If this has gone on this long, and her attorney hasn’t even obtained an absolute divorce for her,
then personally, I’d look elsewhere!
If indeed the two of you are co-habitating, then she will not qualify for alimony.
Nor would she be awarded alimony if she remarries. Much is determined by the length of marriage when
doing a settlement. Like I said…I just have had to frequent this site, due to two divorces…
messy , complicated and never ending. One thing I have learned also, is when the divorce is done,
that doesn’t mean it’s all over…trust me. Good luck. Sounds like it’s important to the two of you
to be together. I wish you many happy years together. God bless.


#3

10 years - !? From date of what contract? I’d welcome an attorney’s take on this situation too please.


#4

NOT AN ATTORNEY

Here’s how it currently works. The statute of limitations is 3 years from the date of the last act, whether that be AA or CC. Legislation back in October limits illicit activity to having occurred prior to the date of separation. Generally speaking, the “alienation” is said to have been complete on the date of separation, so one would have 3 years from that point in time to bring suit.

FWIW, anything y’all did prior to her permanently leaving the house is open to suit, and there may still be a way to use post-separation activity as supporting evidence to AA or CC that occurred prior to separation, but it is a very limited scope.

From what gullablegull seems to be talking about is the commonly listed statute of limitations on breeches of contract. In a breech situation, one can have set a number of years to go back and sue if one or all of the terms of the contract are violated. Common duration in this state seems to be 10 years. In your case that really seems to have no bearing unless something was directly written into the separation agreement about AA/CC and the agreement was executed prior to October 2011.

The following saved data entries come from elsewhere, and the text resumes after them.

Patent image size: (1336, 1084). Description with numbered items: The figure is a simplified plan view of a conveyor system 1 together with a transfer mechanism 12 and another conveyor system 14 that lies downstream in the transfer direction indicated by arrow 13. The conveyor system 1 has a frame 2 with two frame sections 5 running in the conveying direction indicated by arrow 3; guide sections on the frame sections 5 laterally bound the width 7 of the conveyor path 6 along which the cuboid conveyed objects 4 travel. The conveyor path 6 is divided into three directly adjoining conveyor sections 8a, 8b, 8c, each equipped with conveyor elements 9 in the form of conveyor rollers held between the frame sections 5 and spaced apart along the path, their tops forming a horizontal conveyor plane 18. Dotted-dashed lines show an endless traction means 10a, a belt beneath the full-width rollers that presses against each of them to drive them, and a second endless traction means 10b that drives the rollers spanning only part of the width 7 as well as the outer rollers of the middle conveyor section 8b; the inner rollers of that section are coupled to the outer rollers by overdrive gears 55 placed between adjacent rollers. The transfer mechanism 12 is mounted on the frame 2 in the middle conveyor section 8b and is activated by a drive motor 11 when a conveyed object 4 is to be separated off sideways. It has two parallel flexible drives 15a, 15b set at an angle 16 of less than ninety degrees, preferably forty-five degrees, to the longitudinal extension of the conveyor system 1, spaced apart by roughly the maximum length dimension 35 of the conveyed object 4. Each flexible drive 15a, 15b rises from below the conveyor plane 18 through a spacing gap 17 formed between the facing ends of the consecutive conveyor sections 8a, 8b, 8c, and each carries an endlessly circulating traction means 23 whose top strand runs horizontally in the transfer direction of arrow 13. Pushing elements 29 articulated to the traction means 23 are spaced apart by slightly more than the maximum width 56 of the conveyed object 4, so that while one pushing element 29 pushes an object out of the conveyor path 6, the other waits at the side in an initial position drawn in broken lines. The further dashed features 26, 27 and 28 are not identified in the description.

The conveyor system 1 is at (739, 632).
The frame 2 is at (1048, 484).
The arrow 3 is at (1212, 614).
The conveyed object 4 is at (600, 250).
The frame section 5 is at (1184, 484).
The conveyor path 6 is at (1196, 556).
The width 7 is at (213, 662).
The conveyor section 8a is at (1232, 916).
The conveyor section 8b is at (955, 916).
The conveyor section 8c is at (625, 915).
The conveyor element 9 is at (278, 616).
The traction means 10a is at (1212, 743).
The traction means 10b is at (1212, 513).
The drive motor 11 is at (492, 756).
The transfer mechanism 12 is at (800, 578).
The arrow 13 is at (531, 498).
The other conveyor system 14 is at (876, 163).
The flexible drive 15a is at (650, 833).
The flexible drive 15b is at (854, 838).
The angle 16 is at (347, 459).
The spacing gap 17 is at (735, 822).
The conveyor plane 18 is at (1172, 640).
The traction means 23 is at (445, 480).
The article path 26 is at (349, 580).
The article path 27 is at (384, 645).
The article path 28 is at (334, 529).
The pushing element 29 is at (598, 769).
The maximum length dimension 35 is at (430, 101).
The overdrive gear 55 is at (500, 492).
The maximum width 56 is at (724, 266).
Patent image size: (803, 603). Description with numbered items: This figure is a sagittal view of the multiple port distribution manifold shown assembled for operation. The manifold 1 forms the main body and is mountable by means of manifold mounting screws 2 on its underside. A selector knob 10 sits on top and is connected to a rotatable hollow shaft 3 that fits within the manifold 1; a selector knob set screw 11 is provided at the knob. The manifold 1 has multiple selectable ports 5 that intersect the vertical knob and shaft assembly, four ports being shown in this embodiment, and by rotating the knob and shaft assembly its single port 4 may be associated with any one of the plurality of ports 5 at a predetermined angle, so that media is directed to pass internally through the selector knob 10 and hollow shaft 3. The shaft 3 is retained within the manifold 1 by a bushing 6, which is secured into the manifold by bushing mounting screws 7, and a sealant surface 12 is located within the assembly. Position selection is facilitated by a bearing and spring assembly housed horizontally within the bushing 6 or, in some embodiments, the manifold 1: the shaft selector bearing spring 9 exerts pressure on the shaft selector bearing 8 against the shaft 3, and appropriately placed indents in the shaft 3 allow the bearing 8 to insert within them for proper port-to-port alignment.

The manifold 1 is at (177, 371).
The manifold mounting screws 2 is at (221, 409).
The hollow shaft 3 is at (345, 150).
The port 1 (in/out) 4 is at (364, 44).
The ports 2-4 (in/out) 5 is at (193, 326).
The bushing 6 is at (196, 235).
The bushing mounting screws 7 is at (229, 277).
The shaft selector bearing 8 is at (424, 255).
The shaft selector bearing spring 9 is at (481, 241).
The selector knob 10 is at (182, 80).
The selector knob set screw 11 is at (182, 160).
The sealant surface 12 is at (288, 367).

What I can say is this…AA/CC suits are rarely if ever brought to court. First of all, the paramour would have to have enough financial assets to make it worth an attorneys while to go through all that work. And, AA/CC suits can last forever and dredge up details about one’s private marital life that they would rather not have on display. If the paramour does have sufficient assets to merit going after, awards range from $1 to millions of dollars depending upon the full situation and the ability to pay. CC awards are a bit less. Commonly AA/CC is used as a threat to either obtain leverage in divorce negotiations or to “Stalingradize” the STBX using the punishment of making them dish out so much cash in order to get some sort of sick revenge.